De monnik Nestor (ca. 1056-na 1113), aan wie een leven van Boris en Gleb wordt toegeschreven, schreef ook Zhitiye prepodobnogo ottsa nashego Feodosiya (“Leven van onze heilige vader Theodosius”) (d. 1074). De Kievo-Pechersky paterik (De Paterik van het klooster van de Grotten van Kievan), nauw verwant met de hagiografie, verzamelt verhalen uit het leven van monniken, samen met andere religieuze geschriften. Een heiligenleven van een heel andere soort, Zhitiye Aleksandra Nevskogo (“Leven van Alexandr Nevsky”) (d. 1263), viert een vrome krijgsprins. De traditie van de pelgrimsliteratuur begint ook in deze periode. Nestor was betrokken bij het samenstellen van de Povest vremennykh let (“Verhaal van vervlogen jaren”; De Russische Oerkroniek), ook wel de Oerkroniek van Kiev genoemd (samengesteld rond 1113), die leidde tot het schrijven van andere kronieken elders.

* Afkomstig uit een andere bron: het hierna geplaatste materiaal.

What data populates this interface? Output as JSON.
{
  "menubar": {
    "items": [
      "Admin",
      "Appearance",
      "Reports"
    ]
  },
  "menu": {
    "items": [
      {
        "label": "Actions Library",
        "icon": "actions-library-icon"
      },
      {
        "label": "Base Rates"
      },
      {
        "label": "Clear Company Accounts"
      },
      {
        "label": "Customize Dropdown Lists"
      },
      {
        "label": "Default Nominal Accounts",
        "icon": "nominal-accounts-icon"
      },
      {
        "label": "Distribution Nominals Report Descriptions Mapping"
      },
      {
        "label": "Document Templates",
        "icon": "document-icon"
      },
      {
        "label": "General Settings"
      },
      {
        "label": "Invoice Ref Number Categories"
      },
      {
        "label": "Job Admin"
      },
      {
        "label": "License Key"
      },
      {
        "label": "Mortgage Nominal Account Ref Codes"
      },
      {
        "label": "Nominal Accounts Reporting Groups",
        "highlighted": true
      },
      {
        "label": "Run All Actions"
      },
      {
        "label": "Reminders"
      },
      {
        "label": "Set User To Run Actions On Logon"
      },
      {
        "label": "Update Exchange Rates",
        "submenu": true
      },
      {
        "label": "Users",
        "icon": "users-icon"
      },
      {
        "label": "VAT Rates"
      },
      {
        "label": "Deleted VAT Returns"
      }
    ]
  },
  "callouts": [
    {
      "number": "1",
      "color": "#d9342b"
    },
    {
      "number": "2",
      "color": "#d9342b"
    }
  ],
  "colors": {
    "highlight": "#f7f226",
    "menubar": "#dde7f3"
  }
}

Literair gezien is het beste werk van de Oudrussische literatuur de Slovo o polku Igoreve (Het lied van Igor’s veldtocht), een soort episch gedicht (in ritmisch proza, eigenlijk) over de rooftocht van prins Igor tegen de Polovtsy (Kipchak), een volk van de steppen, zijn gevangenneming, en zijn ontsnapping. Het verhaal van Igor, dat tussen 1185 en 1187 werd geschreven, zoals het algemeen bekend is, werd in 1795 ontdekt door graaf Musin-Pushkin. Het manuscript werd vernietigd in de Moskouse brand van 1812; een kopie die was gemaakt voor Catharina II de Grote bleef echter bewaard. De echtheid van het gedicht is vaak in twijfel getrokken, maar wordt nu algemeen aanvaard. Het thema is de rampzalige broederlijke verdeeldheid van de Russische vorsten.